As this advertisement was focused on promoting these museum exhibitions, it does not feature a watch from the Patek Philippe collection of the time, but rather two pieces from their private museum. The complicated pocket watch featured in the advertisement is the reference 859, featuring a minute-repeater, perpetual calendar and split-seconds chronograph. It was made in 1915, encased in 1966 and sold on March 5th, 1986. The smaller piece is an unreferenced pocket watch, that still can be viewed in the Patek Philippe museum collection alongside the ref. 859.
With watches such as these, the rest of the advertisement itself is bare and to the point. This format was used with a few different headlines, including “The watch only the hand can make” or “The creative hand”. In many ways, this unconventional advertisement is an interesting relic of a practice which cemented Patek Philippe’s reputation in the American market.
The case of the mysterious ref. 2499
Here is a rather unknown ad, with a very interesting story. This particular ad was published by a local jewellery store in Los Angles during the early 1960s. Ads featuring ref 2499’s are already incredibly rare, with only a few ever having been published and even fewer have survived for us to inspect today. Yet there is something else that makes the 2499 featured in this particular ad noteworthy.
As you may have already noticed, the dial configuration of this piece differs from other 2499’s from the same series (the third one, produced between 1960 and 1978, which is immediately recognisable for abandoning the tachymeter scale seen on the previous series). Ordinarily, the third series 2499 should feature baton hour markers, however, on this example, an applied “12” appears at the 12 o’clock position. Additionally, the other hour markers are much smaller than the ones used in the regular production ref. 2499. This is what makes this watch special and, as far as we are aware, unique.
Upon discovering this interesting configuration, I immediately started to do some research, in the hope to find more about this mysterious example. Soon, I found out that the jewellery store in Los Angeles actually had the watch for sale, but was unable to sell it, so kept advertising the timepiece until about 1963-64. I later discovered that a 2499 with the same exact dial configuration was sold at an Antiquorum auction in Geneva in 2002. The plot thickens. The Extract from the Archives, which accompanied the watch, stated that the watch was produced around 1960, which leads us to believe that it could be the exact same watch as the one advertised above.
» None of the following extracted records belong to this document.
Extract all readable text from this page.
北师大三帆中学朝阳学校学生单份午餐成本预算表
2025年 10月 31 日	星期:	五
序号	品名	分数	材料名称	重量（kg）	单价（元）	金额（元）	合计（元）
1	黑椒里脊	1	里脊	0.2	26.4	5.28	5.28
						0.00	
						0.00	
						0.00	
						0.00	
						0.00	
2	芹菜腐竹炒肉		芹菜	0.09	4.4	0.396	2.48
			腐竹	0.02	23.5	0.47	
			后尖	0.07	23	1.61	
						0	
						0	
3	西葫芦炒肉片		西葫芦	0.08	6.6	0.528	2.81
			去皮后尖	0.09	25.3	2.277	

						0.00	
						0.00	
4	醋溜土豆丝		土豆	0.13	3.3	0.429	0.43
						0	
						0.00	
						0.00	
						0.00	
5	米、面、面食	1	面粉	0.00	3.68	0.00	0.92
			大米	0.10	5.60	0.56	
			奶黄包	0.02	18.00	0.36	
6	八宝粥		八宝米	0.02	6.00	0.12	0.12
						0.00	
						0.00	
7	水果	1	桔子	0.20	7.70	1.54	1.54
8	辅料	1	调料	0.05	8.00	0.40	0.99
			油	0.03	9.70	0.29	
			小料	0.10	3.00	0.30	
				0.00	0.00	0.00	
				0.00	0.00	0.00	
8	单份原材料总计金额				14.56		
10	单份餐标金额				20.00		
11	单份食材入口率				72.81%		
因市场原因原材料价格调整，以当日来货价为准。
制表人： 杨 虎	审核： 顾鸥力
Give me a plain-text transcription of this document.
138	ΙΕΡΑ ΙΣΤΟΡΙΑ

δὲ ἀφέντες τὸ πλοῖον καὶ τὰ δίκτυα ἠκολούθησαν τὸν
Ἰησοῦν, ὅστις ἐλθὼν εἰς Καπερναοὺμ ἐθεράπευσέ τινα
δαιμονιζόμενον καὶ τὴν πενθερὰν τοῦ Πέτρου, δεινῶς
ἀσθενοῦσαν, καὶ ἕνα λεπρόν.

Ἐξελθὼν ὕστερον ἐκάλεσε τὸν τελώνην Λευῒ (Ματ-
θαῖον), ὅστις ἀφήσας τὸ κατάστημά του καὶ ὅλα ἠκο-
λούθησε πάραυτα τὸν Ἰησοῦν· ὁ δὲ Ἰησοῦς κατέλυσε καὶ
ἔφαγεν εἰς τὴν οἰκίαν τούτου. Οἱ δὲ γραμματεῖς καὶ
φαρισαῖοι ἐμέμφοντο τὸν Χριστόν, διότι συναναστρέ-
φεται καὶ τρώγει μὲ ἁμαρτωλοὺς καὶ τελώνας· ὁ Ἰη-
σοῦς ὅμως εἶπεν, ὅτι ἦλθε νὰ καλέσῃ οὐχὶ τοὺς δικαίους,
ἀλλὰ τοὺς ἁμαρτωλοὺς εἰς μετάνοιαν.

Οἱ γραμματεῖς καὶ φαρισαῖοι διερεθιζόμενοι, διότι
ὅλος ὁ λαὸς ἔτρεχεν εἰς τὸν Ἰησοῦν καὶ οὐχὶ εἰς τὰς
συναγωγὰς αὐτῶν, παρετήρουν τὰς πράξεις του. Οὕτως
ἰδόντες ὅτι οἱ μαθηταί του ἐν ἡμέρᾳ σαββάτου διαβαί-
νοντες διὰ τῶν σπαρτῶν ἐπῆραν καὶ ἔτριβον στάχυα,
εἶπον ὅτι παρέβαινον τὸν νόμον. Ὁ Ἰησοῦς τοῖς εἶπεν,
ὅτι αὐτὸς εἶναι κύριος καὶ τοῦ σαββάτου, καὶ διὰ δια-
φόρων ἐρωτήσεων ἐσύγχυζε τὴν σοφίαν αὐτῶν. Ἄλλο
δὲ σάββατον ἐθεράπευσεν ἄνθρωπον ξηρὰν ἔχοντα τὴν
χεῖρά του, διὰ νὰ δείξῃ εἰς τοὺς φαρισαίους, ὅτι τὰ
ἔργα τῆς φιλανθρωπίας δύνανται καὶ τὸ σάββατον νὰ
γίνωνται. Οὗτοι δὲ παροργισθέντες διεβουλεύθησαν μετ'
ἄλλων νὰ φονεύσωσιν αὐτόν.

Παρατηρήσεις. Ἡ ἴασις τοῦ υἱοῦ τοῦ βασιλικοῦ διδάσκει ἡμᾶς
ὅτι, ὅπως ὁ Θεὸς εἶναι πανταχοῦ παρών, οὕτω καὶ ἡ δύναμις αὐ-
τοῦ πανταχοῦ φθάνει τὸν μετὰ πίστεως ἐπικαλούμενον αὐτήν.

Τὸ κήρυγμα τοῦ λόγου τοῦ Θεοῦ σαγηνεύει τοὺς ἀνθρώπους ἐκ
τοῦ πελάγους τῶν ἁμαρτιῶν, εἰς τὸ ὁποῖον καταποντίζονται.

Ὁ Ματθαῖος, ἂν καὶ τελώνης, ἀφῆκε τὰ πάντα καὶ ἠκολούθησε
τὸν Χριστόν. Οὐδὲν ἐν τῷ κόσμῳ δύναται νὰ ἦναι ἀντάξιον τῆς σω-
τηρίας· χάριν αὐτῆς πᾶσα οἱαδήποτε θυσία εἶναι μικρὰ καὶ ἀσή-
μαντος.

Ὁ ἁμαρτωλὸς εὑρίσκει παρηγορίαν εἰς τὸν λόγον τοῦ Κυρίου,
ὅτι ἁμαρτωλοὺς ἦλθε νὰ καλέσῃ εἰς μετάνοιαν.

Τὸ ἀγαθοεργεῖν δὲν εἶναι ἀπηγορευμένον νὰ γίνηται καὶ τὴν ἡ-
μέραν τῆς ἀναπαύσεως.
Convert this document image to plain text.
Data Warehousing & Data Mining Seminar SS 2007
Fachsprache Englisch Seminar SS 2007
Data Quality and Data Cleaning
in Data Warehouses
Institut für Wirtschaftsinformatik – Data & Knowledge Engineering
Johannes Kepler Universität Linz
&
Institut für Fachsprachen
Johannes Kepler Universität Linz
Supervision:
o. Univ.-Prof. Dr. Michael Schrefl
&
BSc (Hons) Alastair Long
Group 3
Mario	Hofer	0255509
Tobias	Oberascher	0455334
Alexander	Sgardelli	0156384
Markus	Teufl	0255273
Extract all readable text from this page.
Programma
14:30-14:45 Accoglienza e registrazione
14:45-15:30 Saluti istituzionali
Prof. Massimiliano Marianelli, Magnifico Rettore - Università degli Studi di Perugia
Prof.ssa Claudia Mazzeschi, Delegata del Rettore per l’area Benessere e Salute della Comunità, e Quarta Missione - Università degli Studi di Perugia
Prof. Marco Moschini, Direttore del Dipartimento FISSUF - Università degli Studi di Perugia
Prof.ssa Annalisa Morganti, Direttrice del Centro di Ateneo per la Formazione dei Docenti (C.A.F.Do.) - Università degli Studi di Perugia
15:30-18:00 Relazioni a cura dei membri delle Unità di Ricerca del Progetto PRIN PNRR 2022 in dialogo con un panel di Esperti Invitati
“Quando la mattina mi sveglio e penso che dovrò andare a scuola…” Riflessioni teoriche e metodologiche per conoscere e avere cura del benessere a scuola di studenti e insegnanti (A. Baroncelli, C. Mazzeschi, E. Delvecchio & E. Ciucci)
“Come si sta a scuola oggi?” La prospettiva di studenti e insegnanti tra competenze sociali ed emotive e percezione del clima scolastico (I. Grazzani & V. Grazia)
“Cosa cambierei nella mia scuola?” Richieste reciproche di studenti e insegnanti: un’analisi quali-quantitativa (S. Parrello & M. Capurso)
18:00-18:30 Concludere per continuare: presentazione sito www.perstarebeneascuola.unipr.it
Interestingly, there also exists a similar first series example which has baton hour markers on every hour except 12. However, it still features a tachymeter scale, unlike this example. As the production of the third series 2499 would have started in 1960, the watch from the advertisement is of the earliest examples of the third series. It could very well be that, as Patek Philippe was transitioning between the third and second series, this was an experimental dial.
It is also open to speculation whether there are more third series examples out there with the same dial configuration but - as is the charm and the curse of exploring vintage Patek Philippe - there is no way to know for sure. A very curious case indeed…
To finish this article, it seemed fitting to pick an advertisement that reminds us of something which Patek Philippe does very well: create beauty out of simplicity. This ad is very much a manifestation of that. The only thing displayed, other than the Patek Philippe name, is a master watchmaker at the bench working away peacefully on a movement. There’s not much more to add really.